傅斬收刀。
分出一絲心神,看了眼系統(tǒng)。
收獲一年多的壽命。
運道品級依舊穩(wěn)如磐石,動也不動。
他沒有過多在意這個,朝沙里飛道:“走。”
你他媽殺的也太快了吧!
沙里飛第一次親眼看到傅斬砍人。
都說用刀的最兇,但也罕見這般兇殘的人。
殺人如拔草。
你可真的是鬼啊!
“小斬,哥哥多嘴一句,說錯了你別砍我。”
“說。”
“你殺那么多人,心性不會出問題嗎?你可別成了只知道殺人的狂魔。”
都說性命雙修,一般的江湖廝殺漢子更注重命功,輕視性功。
其中為了生存,也是因為性功枯燥。
正是這個原因,江湖漢子入魔的多,全性門人,才會源源不絕。
沙里飛自問,即使他有傅斬這種實力,也無法做到天天砍人。
他眼不干?
就算眼不干,物傷其類,他心不軟嗎?
傅斬淡淡瞥他一眼:“我殺的人,都是我認(rèn)為該死的人。”
“我走殺道!”
“如何會入魔?”
“我自有磨礪心性的法子,你不用擔(dān)心,更不用擔(dān)心我會砍你,除非你做出傷天害理的事。”
沙里飛急忙擺手:“那不會,絕對不會,自從認(rèn)識了你,我就發(fā)誓這輩子一定要做個好人。”
傅斬:“也是。你沒有做惡人的機會。”
沙里飛:“......”
兩人下山,離開清風(fēng)寨。
“小斬,接下來去哪?”
鐵馬連橫十三寨星羅棋布整個關(guān)中,清風(fēng)寨在靠南的位置。
“去天竹寨。”
天竹寨在關(guān)中靠近金鎖關(guān)的地方,最北方的位置。
從南到北,打的就是一個出其不意。
“駕!!”
“駕!”
兩人踏雪離去。
......
正月初四。
清風(fēng)寨慘案被發(fā)現(xiàn)。
有人從刀口辨別出行兇的人是傅斬。
又屠一寨。
這家伙遭到通緝,人人喊打,不躲不避,反而兇性大發(fā),又揮刀殺人。
關(guān)中馬匪山寨義憤填膺,清風(fēng)寨周圍幾十里,聚集了各色人等,這些人各個兇悍無比,操著不同的口音,一言不合就是干。

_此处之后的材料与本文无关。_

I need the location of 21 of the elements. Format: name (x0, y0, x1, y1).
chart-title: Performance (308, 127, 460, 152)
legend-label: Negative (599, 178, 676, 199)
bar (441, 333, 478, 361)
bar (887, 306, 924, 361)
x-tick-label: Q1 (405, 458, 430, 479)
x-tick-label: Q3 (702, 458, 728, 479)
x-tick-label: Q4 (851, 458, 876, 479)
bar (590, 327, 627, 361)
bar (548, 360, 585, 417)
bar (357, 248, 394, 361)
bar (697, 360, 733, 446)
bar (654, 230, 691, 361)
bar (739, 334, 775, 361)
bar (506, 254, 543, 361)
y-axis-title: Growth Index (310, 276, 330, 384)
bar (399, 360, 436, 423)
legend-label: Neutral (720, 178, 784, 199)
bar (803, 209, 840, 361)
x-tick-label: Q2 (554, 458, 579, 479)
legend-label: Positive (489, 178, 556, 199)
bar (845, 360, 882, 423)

路邊歇腳的茶館兒,坐著一男一女,兩人風(fēng)塵仆仆,趕到關(guān)中,喝著茶,坐看不遠(yuǎn)處兩人廝殺。
“仁叔,你說他們誰會贏?”
年紀(jì)稍大的男子,個子高大,面容周正,一身黑緞長衫,頭發(fā)一絲不茍。
他抿了一口茶水:“使八卦掌的漢子不夠狠,那刀客夠狠但功法淺了點。”
“八卦掌的漢子應(yīng)該會贏。”
他對面坐的女子很年輕,看歲數(shù)應(yīng)該只有十三四歲。
“他們既然都有缺點,怎么看出八卦掌的男子會贏?”
唐家仁道:“他腳上穿的是兩口靴,官面的人物,這種情況不會輸。”
仿佛驗證唐家仁的話,一聲骨裂的聲音驟然響起。
那刀客被突入其來的一掌截斷心脈,倒了下去。
有人橫插一腳。
死去刀客的同伴,頓時火氣,抽刀聲不絕于耳。
出手的另一個陰鷙男子,刮得湛青的腦門下,眼神狠厲。
他從懷里掏出一個令牌。
“官府辦事,不想死就給我滾開。”
他的牌子上寫著內(nèi)務(wù)府協(xié)辦五個大字。
精通八卦掌,又是官身,這人的身份顯而易見。
尹福的徒子徒孫。
尹福是八卦掌創(chuàng)始人董海川的弟子,在皇宮內(nèi)院當(dāng)差,曾教過皇帝。
他有個徒弟名叫宮寶田,現(xiàn)為大內(nèi)侍衛(wèi)總管,四品帶刀侍衛(wèi)。
因尹福,宮保田的緣故,八卦掌這一門得以發(fā)展壯大。
眼前的家伙囂張至此,大部分的原因便在于此。
當(dāng)然,八卦掌一門并非所有人都如此囂張跋扈,董海川隔代徒弟程廷華和大刀王五等人交好,是一位鐵骨錚錚的漢子。
“原來是清庭的走狗。”
寂靜的茶館,清脆的女子聲音很顯眼。
那個拿出腰牌的男子,立馬望過去,看到唐家仁對面的女孩,他冷哼一聲,擰腿腳底屈出一顆石子,猛地發(fā)力,石子嗖地飛出。
唐家仁動也不動,好似沒看到一樣。
他對面的女孩不見動作,一個細(xì)如牛毛的飛針飛出擊碎石子,去勢不減,直奔那男子飛去。
“大膽!”
男子一掌擊落飛針,口中厲喝。
這聲落下,又有三個一般打扮,拖著長長鞭子的精悍男子從人群走出,站在不同方位,將茶館兒圍住。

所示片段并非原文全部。